One source, a sitting member of the judiciary, said: “There is a reason these things are not normally published. Reports like this are not written for public consumption. They are meant to be part of a legal process.”

The source explained that such a lengthy report would be riddled with caveats and nuance that could only be properly understood when seen as part of a whole. 

READ: One month on, inquiry still under wraps

“If single parts are taken out of context as part of some political exercise, it could be made to look, in the public’s eyes, as though something is wrong, and who is going to explain otherwise? And what if we start releasing other inquiries?

“The result might be magistrates fearing this sort of public scrutiny, and then the whole system suffers. Magistrates are meant to be at ease when conducting inquiries, not wondering whether they are about to face a public lynching. This is a can of worms that should not be opened,” the source said.

Sources close to Dr Muscat admitted that Magistrate Bugeja could very well face the sort of public scrutiny that the member of the bench forecast once the Egrant inquiry was made public – describing this as an “unfortunate and unintended consequence”. 

But confronted with fears that publication would set a precedent, the same sources said they did not envisage further report releases, adding that this was a “unique scenario”.   

In 2016, Justice Minister Owen Bonnici published the entire inquiry report on the PlusOne club banister collapse in Paceville. But only the main conclusions of the the Paqpaqli għall-Istrina car show inquiry have been released.

A senior police source said that the publication of the Egrant magisterial inquiry report was a matter of concern for law enforcement on a number of fronts. 

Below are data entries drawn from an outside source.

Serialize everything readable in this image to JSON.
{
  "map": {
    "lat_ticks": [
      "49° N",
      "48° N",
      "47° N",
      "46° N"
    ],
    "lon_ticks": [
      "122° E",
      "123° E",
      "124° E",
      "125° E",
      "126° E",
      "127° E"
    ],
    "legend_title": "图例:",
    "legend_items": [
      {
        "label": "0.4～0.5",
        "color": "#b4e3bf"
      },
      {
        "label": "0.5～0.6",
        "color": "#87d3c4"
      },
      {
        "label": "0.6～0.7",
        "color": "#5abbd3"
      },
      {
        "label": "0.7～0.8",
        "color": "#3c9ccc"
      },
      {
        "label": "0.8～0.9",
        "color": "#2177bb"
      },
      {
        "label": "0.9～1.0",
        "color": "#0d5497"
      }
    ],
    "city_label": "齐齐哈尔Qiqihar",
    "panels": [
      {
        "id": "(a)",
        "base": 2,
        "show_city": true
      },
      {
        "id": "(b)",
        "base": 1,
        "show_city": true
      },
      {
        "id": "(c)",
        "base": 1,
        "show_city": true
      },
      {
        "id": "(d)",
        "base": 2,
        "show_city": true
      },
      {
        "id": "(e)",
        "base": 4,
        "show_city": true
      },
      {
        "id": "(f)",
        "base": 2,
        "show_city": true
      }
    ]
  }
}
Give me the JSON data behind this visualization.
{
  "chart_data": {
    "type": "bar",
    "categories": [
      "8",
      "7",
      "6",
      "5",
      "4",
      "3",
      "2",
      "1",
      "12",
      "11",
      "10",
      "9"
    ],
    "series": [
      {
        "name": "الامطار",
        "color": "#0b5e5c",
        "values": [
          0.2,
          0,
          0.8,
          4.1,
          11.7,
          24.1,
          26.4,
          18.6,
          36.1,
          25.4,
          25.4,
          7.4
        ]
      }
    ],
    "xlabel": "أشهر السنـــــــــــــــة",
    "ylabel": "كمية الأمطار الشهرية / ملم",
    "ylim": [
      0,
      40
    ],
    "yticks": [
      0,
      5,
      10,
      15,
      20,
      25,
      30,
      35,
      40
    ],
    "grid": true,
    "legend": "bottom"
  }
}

“There are several avenues that are being investigated and this will take a lot of time. These matters are complex and are not just a matter of summoning people for questioning and arresting them, as some would have people believe,” the source said, adding that investigators had hoped the report would remain under wraps until the police’s work was done. 

As for the release date, that is anyone’s guess. Dr Muscat has so far not given any indication of when the document will be made public, with sources saying the government was giving investigators time to conduct their inquiries.   

Rumours have been whispered in the back halls of government that the report will be released sometime between the end of this month and the beginning of October. Sources close to Dr Muscat, however, have said only that the timeline remains uncertain. 

The Egrant saga so far

The main conclusions of the inquiry report were released by the Attorney General’s Office on a bright July Sunday morning, moments before Prime Minister Muscat called a dramatic press conference to comment on its findings and shed tears of relief that the ‘nightmare’ was finally over.

Set up in 2013 by government consultants Nexia BT, shell company Egrant was first exposed in the 2016 Panama Papers leaks.

While the Panama Papers never contained any evidence as to whom the company was ultimately intended for, the late journalist Daphne Caruana Galizia last year linked it to the Prime Minister’s wife, saying documents and a confidential source showed she had used it to receive graft from Azerbaijan’s ruling elites.

The main findings of the inquiry report, a sort of executive summary, lay out how the magistrate found that there was no proof to back up the allegations and that one of the main documents substantiating the murdered journalist’s claim had been falsified.

Borrowing from Fyodor Dostoevsky, Magistrate Bugeja concluded that: “A hundred suspicions do not make a truth.”